I'm familiar with both nautical analogies, which were very real to me when I held fast to them. In college I was an enthusiastic existentialist, devouring Sartre, Camus, and all that existence precedes essence stuff; meaning was to be made by me. Then I embraced an Indian guru; I had faith that my karma and the Master's grace jointly determined everything that happened to me.

Now, I resonate with how "All Things Shining" views a vibrant way of living. After discounting excessive self-confidence as a foundation for one's existence, the authors say:

In contrast with this, a genuine confidence of the sort that seems to have directed Mr. Autrey's actions is driven not by some internal set of thoughts or desires, nor by a calculated set of plans or principles.

Indeed, as in the case of Mr.
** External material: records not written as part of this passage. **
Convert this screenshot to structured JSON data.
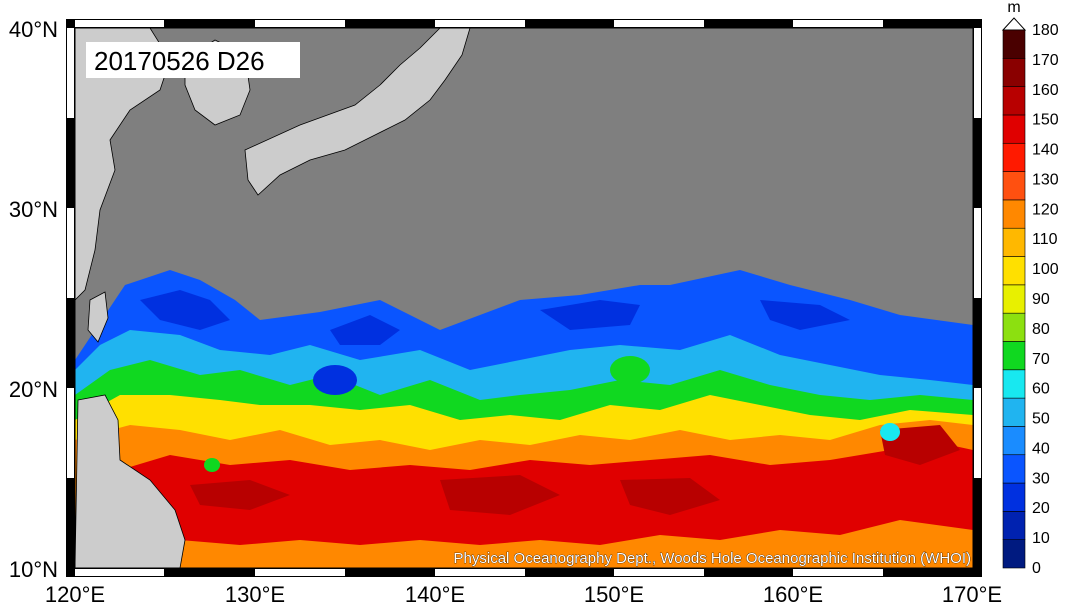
{
  "date_label": "20170526 D26",
  "credit": "Physical Oceanography Dept., Woods Hole Oceanographic Institution (WHOI)",
  "axes": {
    "x_ticks": [
      "120°E",
      "130°E",
      "140°E",
      "150°E",
      "160°E",
      "170°E"
    ],
    "y_ticks": [
      "40°N",
      "30°N",
      "20°N",
      "10°N"
    ]
  },
  "colorbar": {
    "unit": "m",
    "levels": [
      "0",
      "10",
      "20",
      "30",
      "40",
      "50",
      "60",
      "70",
      "80",
      "90",
      "100",
      "110",
      "120",
      "130",
      "140",
      "150",
      "160",
      "170",
      "180"
    ],
    "colors": [
      "#001a80",
      "#0022b0",
      "#0030e0",
      "#0a55ff",
      "#1a8cff",
      "#20b4f0",
      "#18e8f0",
      "#10d820",
      "#8ce010",
      "#e8f000",
      "#ffe000",
      "#ffb800",
      "#ff8800",
      "#ff5010",
      "#ff1a00",
      "#e00000",
      "#b80000",
      "#8a0000",
      "#4a0000"
    ]
  },
  "map_colors": {
    "land": "#cccccc",
    "no_data": "#7f7f7f"
  }
}
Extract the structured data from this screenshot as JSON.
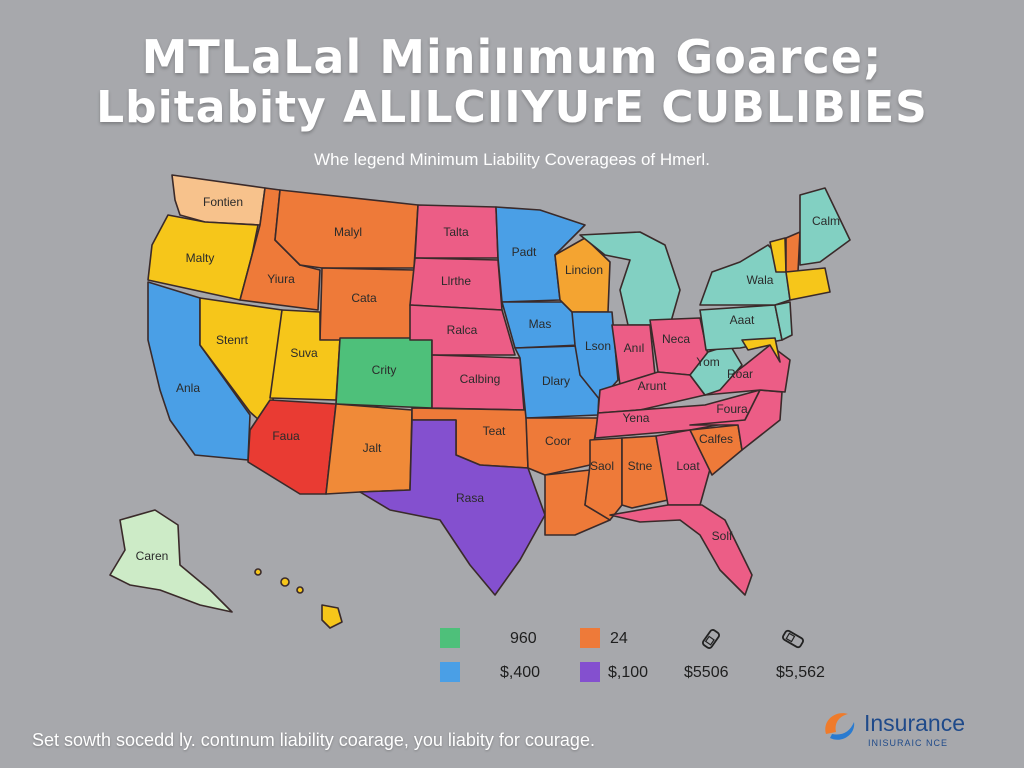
{
  "title": {
    "line1": "MTLaLal Miniıımum Goarce;",
    "line2": "Lbitabity ALILCIIYUrE CUBLIBIES"
  },
  "subtitle": "Whe legend Minimum Liability Coverageǝs of Hmerl.",
  "map": {
    "states": [
      {
        "id": "wa",
        "label": "",
        "color": "#f7c28c"
      },
      {
        "id": "wa2",
        "label": "Fontien",
        "color": "#f7c28c"
      },
      {
        "id": "or",
        "label": "Malty",
        "color": "#f6c61a"
      },
      {
        "id": "ca",
        "label": "Anla",
        "color": "#4a9fe6"
      },
      {
        "id": "nv",
        "label": "Stenrt",
        "color": "#f6c61a"
      },
      {
        "id": "id",
        "label": "Yiura",
        "color": "#ee7a39"
      },
      {
        "id": "mt",
        "label": "Malyl",
        "color": "#ee7a39"
      },
      {
        "id": "wy",
        "label": "Cata",
        "color": "#ee7a39"
      },
      {
        "id": "ut",
        "label": "Suva",
        "color": "#f6c61a"
      },
      {
        "id": "co",
        "label": "Crity",
        "color": "#4ec07a"
      },
      {
        "id": "az",
        "label": "Faua",
        "color": "#e93b33"
      },
      {
        "id": "nm",
        "label": "Jalt",
        "color": "#f08a38"
      },
      {
        "id": "nd",
        "label": "Talta",
        "color": "#ec5d86"
      },
      {
        "id": "sd",
        "label": "Llrthe",
        "color": "#ec5d86"
      },
      {
        "id": "ne",
        "label": "Ralca",
        "color": "#ec5d86"
      },
      {
        "id": "ks",
        "label": "Calbing",
        "color": "#ec5d86"
      },
      {
        "id": "ok",
        "label": "Teat",
        "color": "#ee7a39"
      },
      {
        "id": "tx",
        "label": "Rasa",
        "color": "#8450cf"
      },
      {
        "id": "mn",
        "label": "Padt",
        "color": "#4a9fe6"
      },
      {
        "id": "ia",
        "label": "Mas",
        "color": "#4a9fe6"
      },
      {
        "id": "mo",
        "label": "Dlary",
        "color": "#4a9fe6"
      },
      {
        "id": "ar",
        "label": "Coor",
        "color": "#ee7a39"
      },
      {
        "id": "la",
        "label": "",
        "color": "#ee7a39"
      },
      {
        "id": "wi",
        "label": "Lincion",
        "color": "#f4a431"
      },
      {
        "id": "il",
        "label": "Lson",
        "color": "#4a9fe6"
      },
      {
        "id": "mi",
        "label": "",
        "color": "#82d0c2"
      },
      {
        "id": "in",
        "label": "Anıl",
        "color": "#ec5d86"
      },
      {
        "id": "oh",
        "label": "Neca",
        "color": "#ec5d86"
      },
      {
        "id": "ky",
        "label": "Arunt",
        "color": "#ec5d86"
      },
      {
        "id": "tn",
        "label": "Yena",
        "color": "#ec5d86"
      },
      {
        "id": "ms",
        "label": "Saol",
        "color": "#ee7a39"
      },
      {
        "id": "al",
        "label": "Stne",
        "color": "#ee7a39"
      },
      {
        "id": "ga",
        "label": "Loat",
        "color": "#ec5d86"
      },
      {
        "id": "fl",
        "label": "Solf",
        "color": "#ec5d86"
      },
      {
        "id": "sc",
        "label": "Calfes",
        "color": "#ee7a39"
      },
      {
        "id": "nc",
        "label": "Foura",
        "color": "#ec5d86"
      },
      {
        "id": "va",
        "label": "Roar",
        "color": "#ec5d86"
      },
      {
        "id": "wv",
        "label": "Yom",
        "color": "#82d0c2"
      },
      {
        "id": "pa",
        "label": "Aaat",
        "color": "#82d0c2"
      },
      {
        "id": "ny",
        "label": "Wala",
        "color": "#82d0c2"
      },
      {
        "id": "vt",
        "label": "",
        "color": "#f6c61a"
      },
      {
        "id": "nh",
        "label": "",
        "color": "#ee7a39"
      },
      {
        "id": "me",
        "label": "Calm",
        "color": "#82d0c2"
      },
      {
        "id": "ma",
        "label": "",
        "color": "#f6c61a"
      },
      {
        "id": "nj",
        "label": "",
        "color": "#82d0c2"
      },
      {
        "id": "md",
        "label": "",
        "color": "#f6c61a"
      },
      {
        "id": "ak",
        "label": "Caren",
        "color": "#cdebc7"
      },
      {
        "id": "hi",
        "label": "",
        "color": "#f6c61a"
      }
    ]
  },
  "legend": {
    "items": [
      {
        "color": "#4ec07a",
        "value": "960"
      },
      {
        "color": "#ee7a39",
        "value": "24"
      },
      {
        "color": "#4a9fe6",
        "value": "$,400"
      },
      {
        "color": "#8450cf",
        "value": "$,100"
      }
    ],
    "icon_items": [
      {
        "icon": "car-icon",
        "value": "$5506"
      },
      {
        "icon": "car-icon",
        "value": "$5,562"
      }
    ]
  },
  "footer": "Set sowth socedd ly. contınum liability coarage, you liabity for courage.",
  "logo": {
    "name": "Insurance",
    "tagline": "INISURAIC NCE"
  }
}
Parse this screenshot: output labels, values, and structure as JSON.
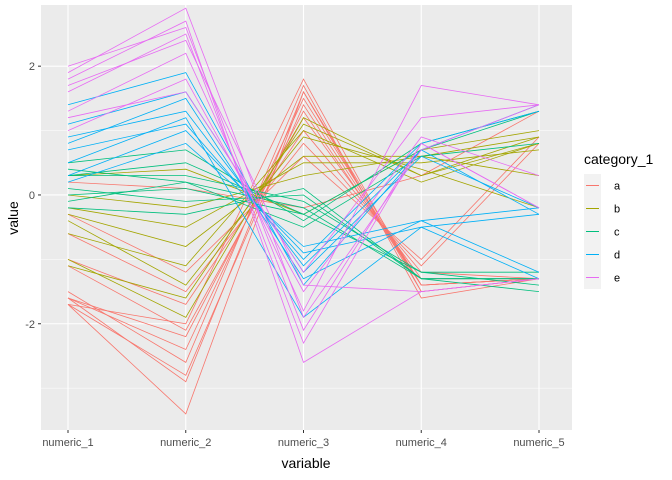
{
  "chart_data": {
    "type": "line",
    "subtype": "parallel-coordinates",
    "xlabel": "variable",
    "ylabel": "value",
    "categories": [
      "numeric_1",
      "numeric_2",
      "numeric_3",
      "numeric_4",
      "numeric_5"
    ],
    "ylim": [
      -3.65,
      2.95
    ],
    "yticks": [
      -2,
      0,
      2
    ],
    "grid": true,
    "legend": {
      "title": "category_1",
      "position": "right",
      "items": [
        "a",
        "b",
        "c",
        "d",
        "e"
      ]
    },
    "colors": {
      "panel_bg": "#EBEBEB",
      "grid": "#FFFFFF",
      "a": "#F8766D",
      "b": "#A3A500",
      "c": "#00BF7D",
      "d": "#00B0F6",
      "e": "#E76BF3"
    },
    "series": [
      {
        "group": "a",
        "values": [
          -1.6,
          -2.4,
          1.5,
          -1.4,
          -1.3
        ]
      },
      {
        "group": "a",
        "values": [
          -1.7,
          -3.4,
          1.6,
          -1.5,
          -1.3
        ]
      },
      {
        "group": "a",
        "values": [
          -1.7,
          -2.8,
          1.4,
          -1.4,
          -1.3
        ]
      },
      {
        "group": "a",
        "values": [
          -1.5,
          -2.6,
          1.7,
          -1.6,
          -1.3
        ]
      },
      {
        "group": "a",
        "values": [
          -1.6,
          -2.2,
          1.3,
          -1.4,
          -1.3
        ]
      },
      {
        "group": "a",
        "values": [
          -1.7,
          -2.0,
          1.8,
          -1.5,
          -1.3
        ]
      },
      {
        "group": "a",
        "values": [
          -1.1,
          -2.1,
          1.2,
          -1.3,
          -1.3
        ]
      },
      {
        "group": "a",
        "values": [
          -1.0,
          -1.7,
          1.0,
          -1.2,
          -1.3
        ]
      },
      {
        "group": "a",
        "values": [
          -0.6,
          -1.5,
          0.8,
          -1.1,
          0.8
        ]
      },
      {
        "group": "a",
        "values": [
          -0.3,
          -1.2,
          0.6,
          -1.0,
          0.9
        ]
      },
      {
        "group": "a",
        "values": [
          0.2,
          0.1,
          -0.2,
          0.3,
          1.3
        ]
      },
      {
        "group": "a",
        "values": [
          -1.6,
          -2.9,
          1.6,
          -1.4,
          -1.3
        ]
      },
      {
        "group": "b",
        "values": [
          -1.0,
          -1.9,
          1.2,
          0.3,
          0.8
        ]
      },
      {
        "group": "b",
        "values": [
          -0.3,
          -0.8,
          0.6,
          0.6,
          0.3
        ]
      },
      {
        "group": "b",
        "values": [
          -1.1,
          -1.6,
          1.1,
          0.3,
          0.9
        ]
      },
      {
        "group": "b",
        "values": [
          -0.2,
          -0.5,
          0.5,
          0.5,
          0.7
        ]
      },
      {
        "group": "b",
        "values": [
          -0.6,
          -1.1,
          1.0,
          0.2,
          0.8
        ]
      },
      {
        "group": "b",
        "values": [
          0.0,
          -0.2,
          0.3,
          0.6,
          0.9
        ]
      },
      {
        "group": "b",
        "values": [
          -0.4,
          -1.4,
          0.9,
          0.4,
          -0.2
        ]
      },
      {
        "group": "b",
        "values": [
          0.3,
          0.4,
          -0.3,
          0.7,
          1.0
        ]
      },
      {
        "group": "c",
        "values": [
          -0.1,
          0.2,
          -0.2,
          -1.3,
          -1.3
        ]
      },
      {
        "group": "c",
        "values": [
          0.3,
          0.3,
          -0.1,
          -1.2,
          -1.2
        ]
      },
      {
        "group": "c",
        "values": [
          0.5,
          0.7,
          -0.4,
          0.8,
          1.3
        ]
      },
      {
        "group": "c",
        "values": [
          0.1,
          -0.1,
          0.0,
          -1.3,
          -1.5
        ]
      },
      {
        "group": "c",
        "values": [
          -0.2,
          -0.3,
          0.1,
          -1.3,
          -1.3
        ]
      },
      {
        "group": "c",
        "values": [
          0.3,
          0.5,
          -0.3,
          0.7,
          1.3
        ]
      },
      {
        "group": "c",
        "values": [
          0.0,
          0.1,
          -0.3,
          -1.2,
          -1.4
        ]
      },
      {
        "group": "c",
        "values": [
          0.4,
          0.2,
          -0.5,
          0.6,
          0.8
        ]
      },
      {
        "group": "d",
        "values": [
          0.9,
          1.3,
          -1.1,
          0.7,
          -0.3
        ]
      },
      {
        "group": "d",
        "values": [
          0.3,
          1.0,
          -0.9,
          -0.5,
          -0.3
        ]
      },
      {
        "group": "d",
        "values": [
          1.4,
          1.9,
          -1.4,
          0.7,
          1.4
        ]
      },
      {
        "group": "d",
        "values": [
          0.5,
          1.2,
          -1.9,
          -0.5,
          -1.3
        ]
      },
      {
        "group": "d",
        "values": [
          1.1,
          1.6,
          -1.2,
          0.6,
          -0.2
        ]
      },
      {
        "group": "d",
        "values": [
          0.2,
          0.8,
          -0.8,
          -0.4,
          -1.2
        ]
      },
      {
        "group": "d",
        "values": [
          0.7,
          1.1,
          -1.0,
          0.8,
          1.3
        ]
      },
      {
        "group": "d",
        "values": [
          0.8,
          1.5,
          -1.3,
          -0.4,
          -0.2
        ]
      },
      {
        "group": "e",
        "values": [
          1.9,
          2.9,
          -1.9,
          0.7,
          1.4
        ]
      },
      {
        "group": "e",
        "values": [
          1.6,
          2.5,
          -2.3,
          0.8,
          -0.2
        ]
      },
      {
        "group": "e",
        "values": [
          1.8,
          2.7,
          -2.6,
          -1.5,
          -1.3
        ]
      },
      {
        "group": "e",
        "values": [
          1.3,
          2.2,
          -1.8,
          1.7,
          1.4
        ]
      },
      {
        "group": "e",
        "values": [
          1.0,
          1.8,
          -1.5,
          0.9,
          0.3
        ]
      },
      {
        "group": "e",
        "values": [
          1.7,
          2.4,
          -1.4,
          -1.5,
          -1.3
        ]
      },
      {
        "group": "e",
        "values": [
          1.2,
          1.6,
          -1.2,
          1.2,
          1.4
        ]
      },
      {
        "group": "e",
        "values": [
          2.0,
          2.6,
          -2.1,
          0.8,
          -0.2
        ]
      }
    ]
  }
}
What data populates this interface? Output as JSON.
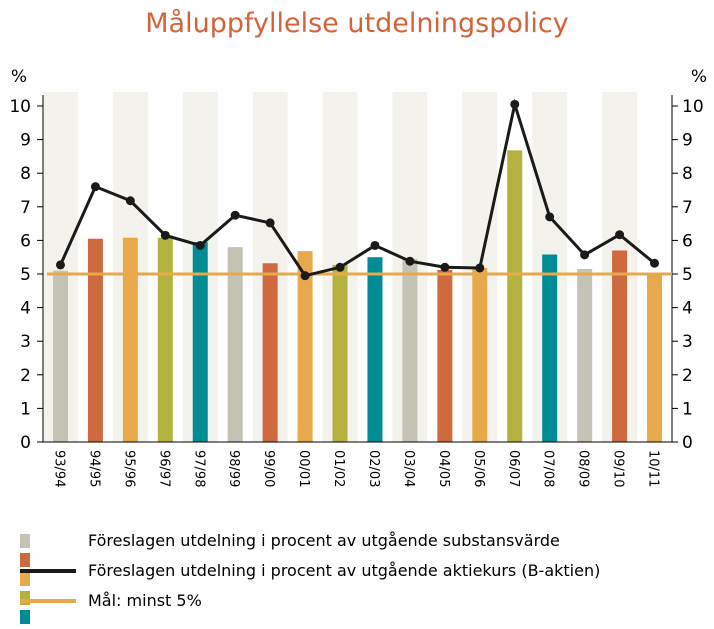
{
  "chart_data": {
    "type": "bar",
    "title": "Måluppfyllelse utdelningspolicy",
    "left_axis_unit": "%",
    "right_axis_unit": "%",
    "ylim": [
      0,
      10
    ],
    "yticks": [
      0,
      1,
      2,
      3,
      4,
      5,
      6,
      7,
      8,
      9,
      10
    ],
    "grid": "vertical bands",
    "categories": [
      "93/94",
      "94/95",
      "95/96",
      "96/97",
      "97/98",
      "98/99",
      "99/00",
      "00/01",
      "01/02",
      "02/03",
      "03/04",
      "04/05",
      "05/06",
      "06/07",
      "07/08",
      "08/09",
      "09/10",
      "10/11"
    ],
    "bar_values": [
      5.1,
      6.05,
      6.08,
      6.08,
      5.95,
      5.8,
      5.32,
      5.68,
      5.27,
      5.5,
      5.45,
      5.12,
      5.18,
      8.68,
      5.58,
      5.15,
      5.7,
      5.0
    ],
    "bar_colors": [
      "#c5c3b6",
      "#cf6a3e",
      "#e8a84c",
      "#b3b23e",
      "#008c95",
      "#c5c3b6",
      "#cf6a3e",
      "#e8a84c",
      "#b3b23e",
      "#008c95",
      "#c5c3b6",
      "#cf6a3e",
      "#e8a84c",
      "#b3b23e",
      "#008c95",
      "#c5c3b6",
      "#cf6a3e",
      "#e8a84c"
    ],
    "line_values": [
      5.27,
      7.6,
      7.18,
      6.15,
      5.85,
      6.75,
      6.52,
      4.95,
      5.2,
      5.85,
      5.38,
      5.2,
      5.18,
      10.05,
      6.7,
      5.57,
      6.17,
      5.32
    ],
    "line_color": "#1a1a1a",
    "target_value": 5,
    "target_color": "#e8a84c",
    "band_color": "#f3f2ec",
    "legend_placement": "bottom",
    "legend": [
      {
        "label": "Föreslagen utdelning i procent av utgående substansvärde",
        "kind": "boxes",
        "colors": [
          "#c5c3b6",
          "#cf6a3e",
          "#e8a84c",
          "#b3b23e",
          "#008c95"
        ]
      },
      {
        "label": "Föreslagen utdelning i procent av utgående aktiekurs (B-aktien)",
        "kind": "line",
        "color": "#1a1a1a"
      },
      {
        "label": "Mål: minst 5%",
        "kind": "line",
        "color": "#e8a84c"
      }
    ]
  }
}
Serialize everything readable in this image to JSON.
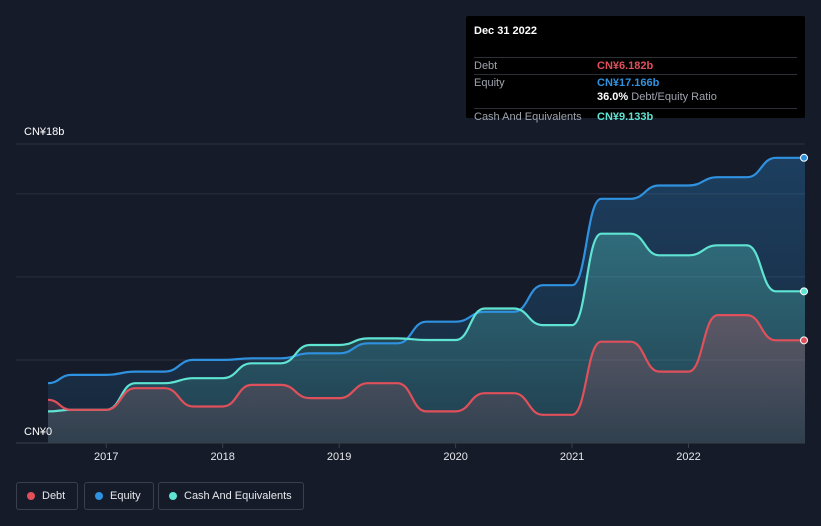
{
  "tooltip": {
    "date": "Dec 31 2022",
    "debt_label": "Debt",
    "debt_value": "CN¥6.182b",
    "equity_label": "Equity",
    "equity_value": "CN¥17.166b",
    "ratio_value": "36.0%",
    "ratio_label": "Debt/Equity Ratio",
    "cash_label": "Cash And Equivalents",
    "cash_value": "CN¥9.133b"
  },
  "colors": {
    "debt": "#e0505a",
    "equity": "#2f92e0",
    "cash": "#5fe3d2",
    "background": "#151b28"
  },
  "legend": {
    "debt": "Debt",
    "equity": "Equity",
    "cash": "Cash And Equivalents"
  },
  "chart_data": {
    "type": "area",
    "title": "",
    "ylabel_top": "CN¥18b",
    "ylabel_bottom": "CN¥0",
    "ylim": [
      0,
      18
    ],
    "xlim": [
      2016.5,
      2023.0
    ],
    "x_ticks": [
      2017,
      2018,
      2019,
      2020,
      2021,
      2022
    ],
    "x_tick_labels": [
      "2017",
      "2018",
      "2019",
      "2020",
      "2021",
      "2022"
    ],
    "grid_values": [
      5,
      10,
      15,
      18
    ],
    "series": [
      {
        "name": "Equity",
        "key": "equity",
        "values": [
          [
            2016.5,
            3.6
          ],
          [
            2016.7,
            4.1
          ],
          [
            2017.0,
            4.1
          ],
          [
            2017.25,
            4.3
          ],
          [
            2017.5,
            4.3
          ],
          [
            2017.75,
            5.0
          ],
          [
            2018.0,
            5.0
          ],
          [
            2018.25,
            5.1
          ],
          [
            2018.5,
            5.1
          ],
          [
            2018.75,
            5.4
          ],
          [
            2019.0,
            5.4
          ],
          [
            2019.25,
            6.0
          ],
          [
            2019.5,
            6.0
          ],
          [
            2019.75,
            7.3
          ],
          [
            2020.0,
            7.3
          ],
          [
            2020.25,
            7.9
          ],
          [
            2020.5,
            7.9
          ],
          [
            2020.75,
            9.5
          ],
          [
            2021.0,
            9.5
          ],
          [
            2021.25,
            14.7
          ],
          [
            2021.5,
            14.7
          ],
          [
            2021.75,
            15.5
          ],
          [
            2022.0,
            15.5
          ],
          [
            2022.25,
            16.0
          ],
          [
            2022.5,
            16.0
          ],
          [
            2022.75,
            17.17
          ],
          [
            2023.0,
            17.17
          ]
        ]
      },
      {
        "name": "Cash And Equivalents",
        "key": "cash",
        "values": [
          [
            2016.5,
            1.9
          ],
          [
            2016.7,
            2.0
          ],
          [
            2017.0,
            2.0
          ],
          [
            2017.25,
            3.6
          ],
          [
            2017.5,
            3.6
          ],
          [
            2017.75,
            3.9
          ],
          [
            2018.0,
            3.9
          ],
          [
            2018.25,
            4.8
          ],
          [
            2018.5,
            4.8
          ],
          [
            2018.75,
            5.9
          ],
          [
            2019.0,
            5.9
          ],
          [
            2019.25,
            6.3
          ],
          [
            2019.5,
            6.3
          ],
          [
            2019.75,
            6.2
          ],
          [
            2020.0,
            6.2
          ],
          [
            2020.25,
            8.1
          ],
          [
            2020.5,
            8.1
          ],
          [
            2020.75,
            7.1
          ],
          [
            2021.0,
            7.1
          ],
          [
            2021.25,
            12.6
          ],
          [
            2021.5,
            12.6
          ],
          [
            2021.75,
            11.3
          ],
          [
            2022.0,
            11.3
          ],
          [
            2022.25,
            11.9
          ],
          [
            2022.5,
            11.9
          ],
          [
            2022.75,
            9.13
          ],
          [
            2023.0,
            9.13
          ]
        ]
      },
      {
        "name": "Debt",
        "key": "debt",
        "values": [
          [
            2016.5,
            2.6
          ],
          [
            2016.7,
            2.0
          ],
          [
            2017.0,
            2.0
          ],
          [
            2017.25,
            3.3
          ],
          [
            2017.5,
            3.3
          ],
          [
            2017.75,
            2.2
          ],
          [
            2018.0,
            2.2
          ],
          [
            2018.25,
            3.5
          ],
          [
            2018.5,
            3.5
          ],
          [
            2018.75,
            2.7
          ],
          [
            2019.0,
            2.7
          ],
          [
            2019.25,
            3.6
          ],
          [
            2019.5,
            3.6
          ],
          [
            2019.75,
            1.9
          ],
          [
            2020.0,
            1.9
          ],
          [
            2020.25,
            3.0
          ],
          [
            2020.5,
            3.0
          ],
          [
            2020.75,
            1.7
          ],
          [
            2021.0,
            1.7
          ],
          [
            2021.25,
            6.1
          ],
          [
            2021.5,
            6.1
          ],
          [
            2021.75,
            4.3
          ],
          [
            2022.0,
            4.3
          ],
          [
            2022.25,
            7.7
          ],
          [
            2022.5,
            7.7
          ],
          [
            2022.75,
            6.18
          ],
          [
            2023.0,
            6.18
          ]
        ]
      }
    ]
  }
}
Autrey, it is experienced as confidence drawn forth by something outside of oneself. It is grounded in the way things actually are, not in the confident person's perhaps self-serving characterization of them. The genuinely confident agent does not manufacture confidence, but receives it from the circumstances.

Dreyfus and Kelly then relate how Bill Bradley was able to! perform amazing feats on the basketball court, both as a college player and pro, such as when he played against the top-ranked team in the nation at Madison Square Garden, scoring forty-one points.

Greatness of this sort is nearly mystical to apprehend. It is characterized by the kind of sustained responsiveness to the situation that the Subway Hero embodied when he leapt onto the tracks.

It is unflinching, unhesitating, and unwavering, and it has these certain qualities precisely because the activity flows not from the agent but through him. As a spectator of heroic activity one has the sense of watching something nearly inevitable, as though it is ordained by some force beyond the mere whim of human self-assertion.

Such moments are at the extreme of shining. But there is an entire spectrum of luminosity available to us. We just have to stop looking for something other than what is right in front of our eyes.

In the course of discussing "Moby Dick," the authors say:

This ability to live at the surface, to take the events of daily life with the meanings they present rather than to seek their hidden purpose, to find happiness and joy in what there already is, finds its easiest expression in a pre-Christian age. Indeed, not just a pre-Christian age, but a pre-Buddhist, pre-Platonic, pre-Hinduist, and pre-Confucian one as well.